WLAN stands for Wireless Local Area Network. A WLAN is a local area network using wireless connectivity. Wireless connectivity entails the use of high frequency radio waves which are transmitted through an access point. An access point is a hardware device that is used as a hub to propagate wireless signals. Think of a large fountain with a single spout (access point). As long as you stay within a certain distance of the center of the spout (coverage distance) you will always get wet (maintain signal connection). The same is true for the wireless access point. The access point allows all connected devices within a certain coverage area to maintain a network connection while in operation.

Like every other network, wireless data transmissions are governed by certain protocols which characterize the type and function of the network. WLAN protocols originated from the 802.11 standard protocol developed by the IEEE (Institute of Electrical and Electronic Engineers) Standards Committee. Subsequent protocols emerged from this standard.

Types of WLAN Protocols

802.11a Protocol

Technology: This protocol employs Orthogonal Frequency Division Multiplexing (OFDM), which is a modulation scheme well suited for the office environment, since digital data can be transmitted wirelessly over multiple frequencies.

Operating Frequency and Speed: This protocol achieves data transfer speeds as high as 54Mbps within a 5GHz frequency range. While this frequency is high, signals traveling at the 801.11a frequency have difficulty penetrating walls and other obstructive objects.

Pros: Signal coverage is comparatively less than other standards.

Cons: It is fairly expensive to implement.

802.11b Protocol

Technology: This protocol employs the multiple access method known as Carrier Sense Multiple Access with Collision Avoidance (CSMA/CA) with Ethernet protocol.

Operating Frequency and Speed: It operates within the 2.4GHz range and supports 11Mbps bandwidth speed. Though this bandwidth is lower compared to 802.11a capacity, it greatly facilitates path sharing.

Pros: It is less vulnerable to obstructive interferences such as walls. Implementation is low-cost with a good data transmission signal.

Cons: 802.11b runs as the slowest maximum speed of 11Mbps compared to other protocols. Household appliances may cause interference with this protocol.

802.11g Protocol

Technology: The 802.11g protocol became the newest standard in the 802.11 family of protocols in 2002-2003. With 802.11g, a combination of characteristics from 802.11a and 802.11b are employed.

Operating Frequency and Speed: 802.11g supports both the 5GHz (802.11a standard) and 2.4GHz (802.11b standard) frequencies, which allows this protocol to operate at wider ranges with less vulnerability to obstructive objects.
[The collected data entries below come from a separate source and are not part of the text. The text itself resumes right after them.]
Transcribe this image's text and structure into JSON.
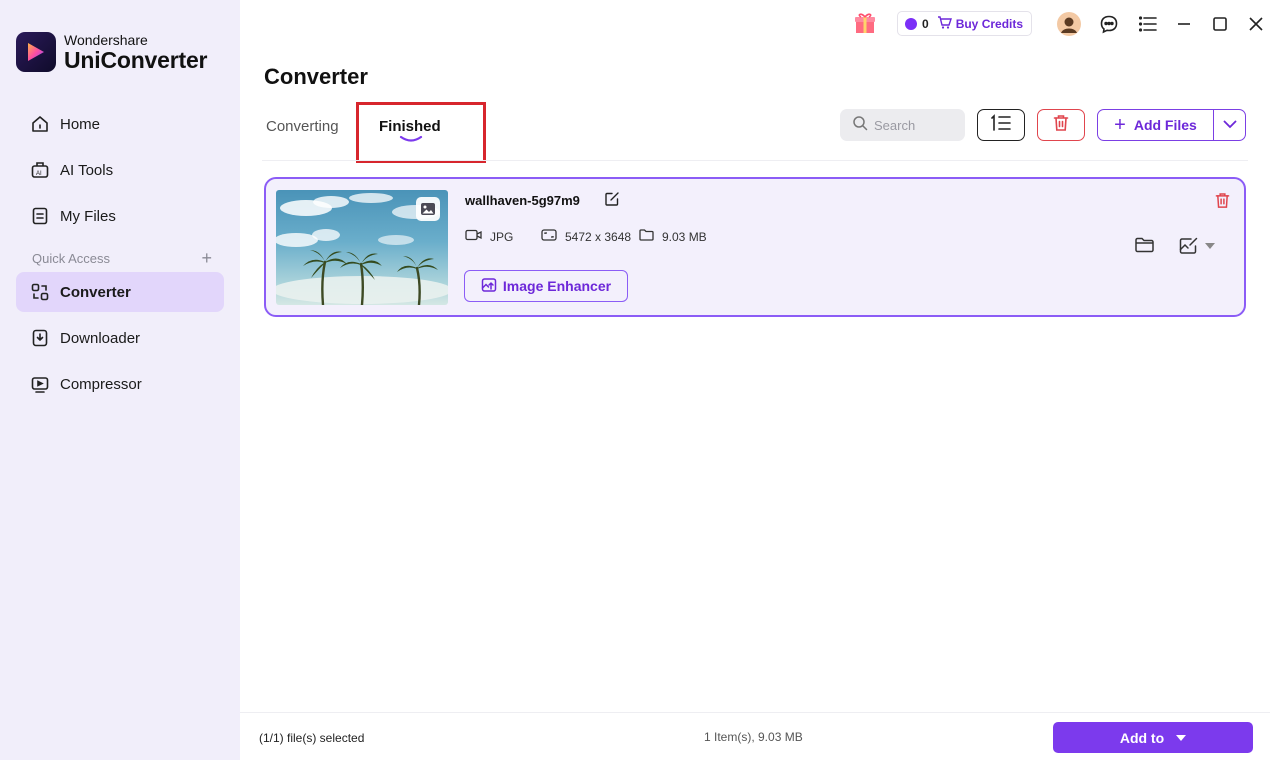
{
  "brand": {
    "company": "Wondershare",
    "product": "UniConverter"
  },
  "sidebar": {
    "items": [
      {
        "label": "Home",
        "icon": "home-icon"
      },
      {
        "label": "AI Tools",
        "icon": "ai-tools-icon"
      },
      {
        "label": "My Files",
        "icon": "my-files-icon"
      },
      {
        "label": "Converter",
        "icon": "converter-icon",
        "active": true
      },
      {
        "label": "Downloader",
        "icon": "downloader-icon"
      },
      {
        "label": "Compressor",
        "icon": "compressor-icon"
      }
    ],
    "quick_access_label": "Quick Access",
    "quick_access_add": "+"
  },
  "titlebar": {
    "credits_count": "0",
    "buy_credits_label": "Buy Credits"
  },
  "page": {
    "title": "Converter"
  },
  "tabs": [
    {
      "label": "Converting",
      "active": false
    },
    {
      "label": "Finished",
      "active": true
    }
  ],
  "toolbar": {
    "search_placeholder": "Search",
    "add_files_label": "Add Files"
  },
  "file": {
    "name": "wallhaven-5g97m9",
    "format": "JPG",
    "resolution": "5472 x 3648",
    "size": "9.03 MB",
    "enhancer_label": "Image Enhancer"
  },
  "footer": {
    "selection_text": "(1/1) file(s) selected",
    "summary_text": "1 Item(s), 9.03 MB",
    "add_to_label": "Add to"
  },
  "colors": {
    "accent": "#7c3aed",
    "sidebar_bg": "#f1eefa",
    "active_nav_bg": "#e2d6fb",
    "highlight_red": "#d7262d",
    "danger": "#e0454d"
  }
}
With these dual characteristics, 802.11g is backward compatible with 802.11b devices. This means that in their respective environments, their access points and network adaptors can work interchangeably. Communication nodes within the 802.11g environment can be reconfigured to run at the lower 11Mbps speeds.

Pros: 802.11g is characterized by high speeds, good signal range, and resilience to obstruction. It is also backward compatible with 802.11b

Cons: It is susceptible to household appliance interference if the signal frequency is not regulated correctly. It can also be more expensive to implement.

802.11n Protocol

Technology: The 802.11n protocol is a further improved addition to the 802.11 family of protocols. Also known as Wireless N, 802.11n is an upgrade of 802.11g. It makes use of Multiple Input/Multiple Output (MIMO) technology. This technology implements multiple antennas at both the transmitter end and receiver ends. This creates multiple alternate paths for signal transmissions. In the event that there is a potential obstruction along a certain transmission route, alternate routes are taken ensuring the smooth flow of data traffic. Picture a city having a single major road in and out vs. one with multiple entry and exit points.

Operating Frequency and Speed: Characterized by bandwidth capabilities of up to 600Mbps, it has high signal intensities. This produces better signal coverage with wider radio frequency channels.

Pros: It is highly resistant to external interference.

Cons: It incurs high implementation costs.